Scolari Francesco, Caridi Gianluca, Rampoldi Luca, Tardanico Regina, Izzi Claudia, Pirulli Doroti, Amoroso Antonio, Casari Giorgio, Ghiggeri Gian Marco
Divisione di Nefrologia, Spedali Civili, Brescia, Italy.
Am J Kidney Dis. 2004 Dec;44(6):987-99. doi: 10.1053/j.ajkd.2004.08.021.
The recent discovery of mutations in the uromodulin gene ( UMOD ) in patients with medullary cystic kidney disease type 2 (MCKD2), familial juvenile hyperuricemic nephropathy (FJHN), and glomerulocystic kidney disease (GCKD) provides the opportunity for a revision of pathogenic aspects and puts forth the basis for a renewed classification. This review focuses on clinical, pathological, and cell biology advances in UMOD -related pathological states, including a review of the associated clinical conditions described to date in the literature. Overall, 31 UMOD mutations associated with MCKD2 and FJHN (205 patients) and 1 mutation associated with GCKD (3 patients) have been described, with a cluster at exons 4 and 5. Most are missense mutations causing a cysteine change in uromodulin sequence. No differences in clinical symptoms between carriers of cysteine versus polar residue changes have been observed; clinical phenotypes invariably are linked to classic MCKD2/FJHN. A common motif among all reports is that many overlapping symptoms between MCKD2 and FJHN are present, and a separation between these 2 entities seems unwarranted or redundant. Cell experiments with mutant variants indicated a delay in intracellular maturation and export dynamics, with consequent uromodulin storage within the endoplasmic reticulum (ER). Patchy uromodulin deposits in tubule cells were found by means of immunohistochemistry, and electron microscopy showed dense fibrillar material in the ER. Mass spectrometry showed only unmodified uromodulin in urine of patients with UMOD mutations. Lack of uromodulin function(s) is associated with impairments in tubular function, particularly the urine-concentrating process, determining water depletion and hyperuricemia. Intracellular uromodulin trapping within the ER probably has a major role in determining tubulointerstitial fibrosis and renal failure. We propose the definition of uromodulin storage diseases for conditions with proven UMOD mutations.

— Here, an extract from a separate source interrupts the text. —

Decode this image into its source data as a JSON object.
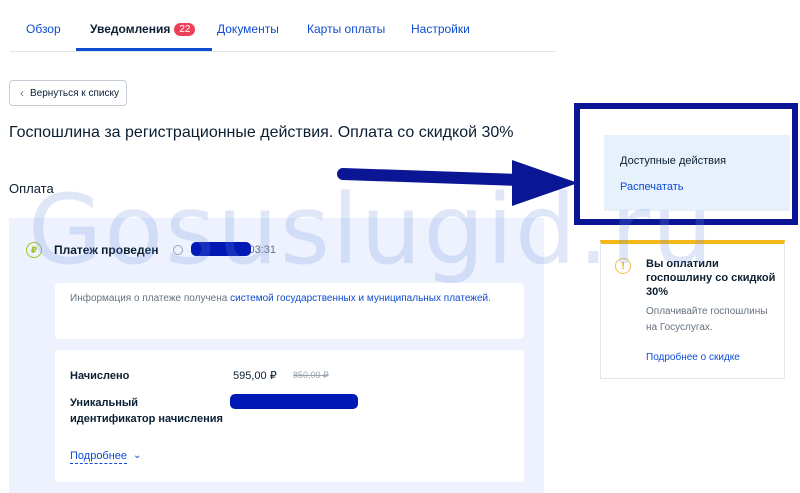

近期在2型髓质囊性肾病(MCKD2)、家族性青少年高尿酸血症肾病(FJHN)和肾小球囊性肾病(GCKD)患者中发现了尿调节蛋白基因(UMOD)突变,这为重新审视发病机制提供了契机,并为重新分类奠定了基础。本综述重点关注与UMOD相关病理状态的临床、病理和细胞生物学进展,包括对文献中迄今描述的相关临床病症的综述。总体而言,已描述了31个与MCKD2和FJHN相关的UMOD突变(205例患者)以及1个与GCKD相关的突变(3例患者),这些突变集中在外显子4和5。大多数是错义突变,导致尿调节蛋白序列中的半胱氨酸发生改变。未观察到半胱氨酸改变携带者与极性残基改变携带者在临床症状上的差异;临床表型始终与经典的MCKD2/FJHN相关。所有报告中的一个共同主题是,MCKD2和FJHN之间存在许多重叠症状,将这两个实体区分开来似乎没有必要或多余。对突变变体进行的细胞实验表明,细胞内成熟和输出动力学延迟,导致尿调节蛋白在内质网(ER)中蓄积。通过免疫组织化学在肾小管细胞中发现了散在的尿调节蛋白沉积物,电子显微镜显示内质网中有致密的纤维状物质。质谱分析显示,UMOD突变患者的尿液中只有未修饰的尿调节蛋白。尿调节蛋白功能缺失与肾小管功能受损有关,尤其是尿液浓缩过程,导致水分消耗和高尿酸血症。内质网内细胞内尿调节蛋白截留可能在决定肾小管间质纤维化和肾衰竭方面起主要作用。对于已证实存在UMOD突变的病症,我们建议定义为尿调节蛋白蓄积病。